Why don't carriers check basic stuff like whether the SIM is still active on the network in the same mobile device it has always been before doing the swap?

Re:Technical checks

[tlhIngan]

Why don't carriers check basic stuff like whether the SIM is still active on the network in the same mobile device it has always been before doing the swap?

Because it wouldn't make much difference? There can be plenty of legitimate reasons why you want to transfer the SIM despite the SIM actually being active on the network already.

Like say, you losing your phone and thus wanting to transfer your service to a new phone (and new SIM card).

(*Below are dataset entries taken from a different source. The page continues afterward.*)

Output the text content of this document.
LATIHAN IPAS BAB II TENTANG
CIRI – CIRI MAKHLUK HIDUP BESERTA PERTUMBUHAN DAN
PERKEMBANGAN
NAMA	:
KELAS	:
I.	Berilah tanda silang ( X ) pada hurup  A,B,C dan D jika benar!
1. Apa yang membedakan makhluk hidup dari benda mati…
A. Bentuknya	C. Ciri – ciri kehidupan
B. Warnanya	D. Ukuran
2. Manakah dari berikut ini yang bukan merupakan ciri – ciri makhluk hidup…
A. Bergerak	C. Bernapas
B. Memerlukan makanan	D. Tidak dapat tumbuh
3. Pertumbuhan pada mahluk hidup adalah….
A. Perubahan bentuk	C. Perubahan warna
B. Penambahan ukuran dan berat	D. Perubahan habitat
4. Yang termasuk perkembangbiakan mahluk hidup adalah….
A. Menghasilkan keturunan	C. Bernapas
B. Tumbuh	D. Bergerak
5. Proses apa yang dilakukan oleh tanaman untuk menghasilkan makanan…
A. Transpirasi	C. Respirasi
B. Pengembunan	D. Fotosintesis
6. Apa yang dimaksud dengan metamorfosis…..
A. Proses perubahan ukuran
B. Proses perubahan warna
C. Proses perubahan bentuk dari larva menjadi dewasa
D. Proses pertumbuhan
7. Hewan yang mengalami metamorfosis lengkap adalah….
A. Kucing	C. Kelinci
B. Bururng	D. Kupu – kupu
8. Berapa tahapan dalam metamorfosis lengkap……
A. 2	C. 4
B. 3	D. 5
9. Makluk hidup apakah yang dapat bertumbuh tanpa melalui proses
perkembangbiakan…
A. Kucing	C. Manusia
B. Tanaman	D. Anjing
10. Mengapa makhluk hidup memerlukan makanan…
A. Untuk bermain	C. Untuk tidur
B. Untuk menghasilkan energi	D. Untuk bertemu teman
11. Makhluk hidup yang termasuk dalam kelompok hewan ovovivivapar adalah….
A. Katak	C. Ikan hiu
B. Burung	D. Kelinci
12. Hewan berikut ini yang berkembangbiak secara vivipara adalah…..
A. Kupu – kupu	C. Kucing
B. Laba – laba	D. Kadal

Given the hacker already can transfer the SIM which quires knowing things about the subscriber anyways, it wouldn't be much more effort to simply have them say "I lost my phone. I have a replacement and could you please transfer over my service?". "Yes, I tried calling it, but no one answered". "Yes, I looked at that location (using GPS location to find it)". etc. etc. etc.

Re: Chilling?

Bill Paxton strongly disagrees.

I mean, did you SEE those things out there?!?!

The drop ship is complete wreckage. This is just great.

And how can they cut the fucking power, the power, on a nuclear teraforming plant?!

Game over man, game over.

hackers flip seized instagram handles?

[ArchieBunker]

Talk about a word salad. Interior crocodile alligator, I drive a Chevrolet movie theater.